Penampilan Gotap memang nyekli. Lebih mirip guru ngaji, meski sepanjang hidupnya tidak sempat berurusan dengan ayat-ayat suci. Bahkan seumur-umur, belum pernah sekali pun masuk masjid, kelenteng atau gereja. Entah dari mana diperoleh banyak mantra yang melekat dalam kepalanya. Yang jika dirapal agak mirip dengan bunyi salawat, kadang juga seperti nyanyian baheula atau senandung rindu dari arwah para dewa.

Tak ada yang tahu. Tak ada yang mengerti.

Tapi siapa tak kenal Gotap di kampung ibu kota negeri ini. Dari Pak Lurah sampai anak-anak, dari ustad Farid lulusan Madinah sampai preman pasar dan kuli bangunan, juga ibu-ibu, para janda dan remaja sekolahan, tak ada yang ketinggalan. Sohornya bak selebriti, seperti koruptor yang sering nongol di televisi. Sejak kedatangannya bertahun-tahun lalu, tak seorang pun tahu dari mana asal-usulnya. Apa nama desa, siapa nama orang tua, apalagi nenek moyangnya. Warga kampung hanya tahu, sejak ia tinggal di situ, semua perkelahian yang sering dan bersumber dari pasar di jalan besar itu, selalu beres digenggamnya.

Bahkan Segap, sohib lawas sesama rantauan, tetangga desa saat masih di seberang lautan, tidak memiliki bahan untuk mengupas misteri kehidupannya.
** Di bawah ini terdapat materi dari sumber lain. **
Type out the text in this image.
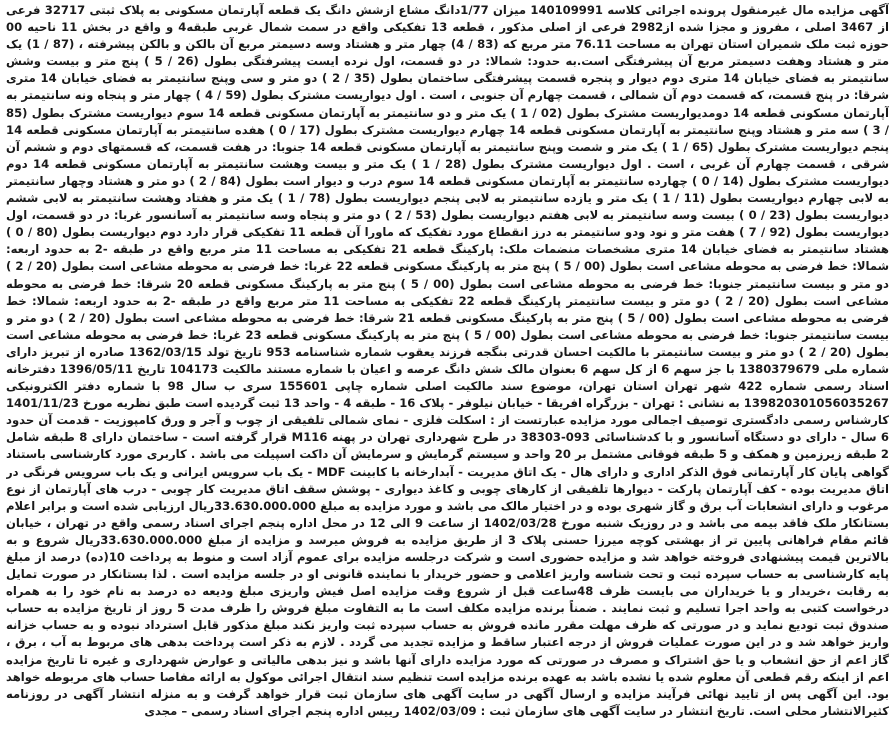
آگهی مزایده مال غیرمنقول پرونده اجرائی کلاسه 140109991 میزان 1/77دانگ مشاع ازشش دانگ یک قطعه آپارتمان مسکونی به پلاک ثبتی 32717 فرعی از 3467 اصلی ، مفروز و مجزا شده از2982 فرعی از اصلی مذکور ، قطعه 13 تفکیکی واقع در سمت شمال غربی طبقه4 و واقع در بخش 11 ناحیه 00 حوزه ثبت ملک شمیران استان تهران به مساحت 76.11 متر مربع که (83 / 4) چهار متر و هشتاد وسه دسیمتر مربع آن بالکن و بالکن پیشرفته ، (87 / 1) یک متر و هشتاد وهفت دسیمتر مربع آن پیشرفتگی است.به حدود: شمالا: در دو قسمت، اول نرده ایست پیشرفتگی بطول (26 / 5 ) پنج متر و بیست وشش سانتیمتر به فضای خیابان 14 متری دوم دیوار و پنجره قسمت پیشرفتگی ساختمان بطول (35 / 2 ) دو متر و سی وپنج سانتیمتر به فضای خیابان 14 متری شرقا: در پنج قسمت، که قسمت دوم آن شمالی ، قسمت چهارم آن جنوبی ، است . اول دیواریست مشترک بطول (59 / 4 ) چهار متر و پنجاه ونه سانتیمتر به آپارتمان مسکونی قطعه 14 دومدیواریست مشترک بطول (02 / 1 ) یک متر و دو سانتیمتر به آپارتمان مسکونی قطعه 14 سوم دیواریست مشترک بطول (85 / 3 ) سه متر و هشتاد وپنج سانتیمتر به آپارتمان مسکونی قطعه 14 چهارم دیواریست مشترک بطول (17 / 0 ) هفده سانتیمتر به آپارتمان مسکونی قطعه 14 پنجم دیواریست مشترک بطول (65 / 1 ) یک متر و شصت وپنج سانتیمتر به آپارتمان مسکونی قطعه 14 جنوبا: در هفت قسمت، که قسمتهای دوم و ششم آن شرقی ، قسمت چهارم آن غربی ، است . اول دیواریست مشترک بطول (28 / 1 ) یک متر و بیست وهشت سانتیمتر به آپارتمان مسکونی قطعه 14 دوم دیواریست مشترک بطول (14 / 0 ) چهارده سانتیمتر به آپارتمان مسکونی قطعه 14 سوم درب و دیوار است بطول (84 / 2 ) دو متر و هشتاد وچهار سانتیمتر به لابی چهارم دیواریست بطول (11 / 1 ) یک متر و یازده سانتیمتر به لابی پنجم دیواریست بطول (78 / 1 ) یک متر و هفتاد وهشت سانتیمتر به لابی ششم دیواریست بطول (23 / 0 ) بیست وسه سانتیمتر به لابی هفتم دیواریست بطول (53 / 2 ) دو متر و پنجاه وسه سانتیمتر به آسانسور غربا: در دو قسمت، اول دیواریست بطول (92 / 7 ) هفت متر و نود ودو سانتیمتر به درز انقطاع مورد تفکیک که ماورا آن قطعه 11 تفکیکی قرار دارد دوم دیواریست بطول (80 / 0 ) هشتاد سانتیمتر به فضای خیابان 14 متری مشخصات منضمات ملک: پارکینگ قطعه 21 تفکیکی به مساحت 11 متر مربع واقع در طبقه -2 به حدود اربعه: شمالا: خط فرضی به محوطه مشاعی است بطول (00 / 5 ) پنج متر به پارکینگ مسکونی قطعه 22 غربا: خط فرضی به محوطه مشاعی است بطول (20 / 2 ) دو متر و بیست سانتیمتر جنوبا: خط فرضی به محوطه مشاعی است بطول (00 / 5 ) پنج متر به پارکینگ مسکونی قطعه 20 شرقا: خط فرضی به محوطه مشاعی است بطول (20 / 2 ) دو متر و بیست سانتیمتر پارکینگ قطعه 22 تفکیکی به مساحت 11 متر مربع واقع در طبقه -2 به حدود اربعه: شمالا: خط فرضی به محوطه مشاعی است بطول (00 / 5 ) پنج متر به پارکینگ مسکونی قطعه 21 شرقا: خط فرضی به محوطه مشاعی است بطول (20 / 2 ) دو متر و بیست سانتیمتر جنوبا: خط فرضی به محوطه مشاعی است بطول (00 / 5 ) پنج متر به پارکینگ مسکونی قطعه 23 غربا: خط فرضی به محوطه مشاعی است بطول (20 / 2 ) دو متر و بیست سانتیمتر با مالکیت احسان قدرتی بنگجه فرزند یعقوب شماره شناسنامه 953 تاریخ تولد 1362/03/15 صادره از تبریز دارای شماره ملی 1380379679 با جز سهم 6 از کل سهم 6 بعنوان مالک شش دانگ عرصه و اعیان با شماره مستند مالکیت 104173 تاریخ 1396/05/11 دفترخانه اسناد رسمی شماره 422 شهر تهران استان تهران، موضوع سند مالکیت اصلی شماره چاپی 155601 سری ب سال 98 با شماره دفتر الکترونیکی 139820301056035267 به نشانی : تهران - بزرگراه افریقا - خیابان نیلوفر - پلاک 16 - طبقه 4 - واحد 13 ثبت گردیده است طبق نظریه مورخ 1401/11/23 کارشناس رسمی دادگستری توصیف اجمالی مورد مزایده عبارتست از : اسکلت فلزی - نمای شمالی تلفیقی از چوب و آجر و ورق کامپوزیت - قدمت آن حدود 6 سال - دارای دو دستگاه آسانسور و با کدشناسائی 093-38303 در طرح شهرداری تهران در پهنه M116 قرار گرفته است - ساختمان دارای 8 طبقه شامل 2 طبقه زیرزمین و همکف و 5 طبقه فوقانی مشتمل بر 20 واحد و سیستم گرمایش و سرمایش آن داکت اسپیلت می باشد . کاربری مورد کارشناسی باستناد گواهی پایان کار آپارتمانی فوق الذکر اداری و دارای هال - یک اتاق مدیریت - آبدارخانه با کابینت MDF - یک باب سرویس ایرانی و یک باب سرویس فرنگی در اتاق مدیریت بوده - کف آپارتمان پارکت - دیوارها تلفیقی از کارهای چوبی و کاغذ دیواری - پوشش سقف اتاق مدیریت کار چوبی - درب های آپارتمان از نوع مرغوب و دارای انشعابات آب برق و گاز شهری بوده و در اختیار مالک می باشد و مورد مزایده به مبلغ 33.630.000.000ریال ارزیابی شده است و برابر اعلام بستانکار ملک فاقد بیمه می باشد و در روزیک شنبه مورخ 1402/03/28 از ساعت 9 الی 12 در محل اداره پنجم اجرای اسناد رسمی واقع در تهران ، خیابان قائم مقام فراهانی پایین تر از بهشتی کوچه میرزا حسنی پلاک 3 از طریق مزایده به فروش میرسد و مزایده از مبلغ 33.630.000.000ریال شروع و به بالاترین قیمت پیشنهادی فروخته خواهد شد و مزایده حضوری است و شرکت درجلسه مزایده برای عموم آزاد است و منوط به پرداخت 10(ده) درصد از مبلغ پایه کارشناسی به حساب سپرده ثبت و تحت شناسه واریز اعلامی و حضور خریدار با نماینده قانونی او در جلسه مزایده است . لذا بستانکار در صورت تمایل به رقابت ،خریدار و یا خریداران می بایست ظرف 48ساعت قبل از شروع وقت مزایده اصل فیش واریزی مبلغ ودیعه ده درصد به نام خود را به همراه درخواست کتبی به واحد اجرا تسلیم و ثبت نمایند . ضمناً برنده مزایده مکلف است ما به التفاوت مبلغ فروش را ظرف مدت 5 روز از تاریخ مزایده به حساب صندوق ثبت تودیع نماید و در صورتی که ظرف مهلت مقرر مانده فروش به حساب سپرده ثبت واریز نکند مبلغ مذکور قابل استرداد نبوده و به حساب خزانه واریز خواهد شد و در این صورت عملیات فروش از درجه اعتبار ساقط و مزایده تجدید می گردد . لازم به ذکر است پرداخت بدهی های مربوط به آب ، برق ، گاز اعم از حق انشعاب و یا حق اشتراک و مصرف در صورتی که مورد مزایده دارای آنها باشد و نیز بدهی مالیاتی و عوارض شهرداری و غیره تا تاریخ مزایده اعم از اینکه رقم قطعی آن معلوم شده یا نشده باشد به عهده برنده مزایده است تنظیم سند انتقال اجرائی موکول به ارائه مفاصا حساب های مربوطه خواهد بود. این آگهی پس از تایید نهائی فرآیند مزایده و ارسال آگهی در سایت آگهی های سازمان ثبت قرار خواهد گرفت و به منزله انتشار آگهی در روزنامه کثیرالانتشار محلی است. تاریخ انتشار در سایت آگهی های سازمان ثبت : 1402/03/09 رییس اداره پنجم اجرای اسناد رسمی – مجدی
Terutama jika menyangkut soal ilmu kebal. Karena urusan itu, Gotap sangat menjaga rahasia hatta terhadap kawan dekatnya. Berbeda kalau membincang urusan lain, masalah duit dan perempuan misalnya, mereka demikian akur. Seia-sekata, selagu-seirama. Tanpa perbedaan, persaingan atau perseteruan.

Maka Segap hanya menunggu. Tidur-tiduran di kamar. Membayangkan capek sohibnya berjabat tangan sampai senja nyaris tiba. Membaris usia di langit jelaga.

“Gap, apa menurutmu bibi masih ingat padaku?”

“Kau tak banyak berubah, Tap. Wajahmu masih seperti dulu. Orang desa pastilah ingat padamu, apalagi bibimu itu.”

“Kalau Melinda, bagaimana?”

“Tak tahulah kalau itu. Mungkin sudah menikah dengan Gasrul. Mungkin pula sudah lima anaknya. Cinta itu cepat berubah, Tap. Hikhikhik…!”

Page 9: Sajak Sajak Abidah El Khalieqy

“Tak ada cinta dalam hidupku. Sejak kecil aku hanya kenal bagaimana cara membakar kayu agar tidak menjadi arang atau abu.”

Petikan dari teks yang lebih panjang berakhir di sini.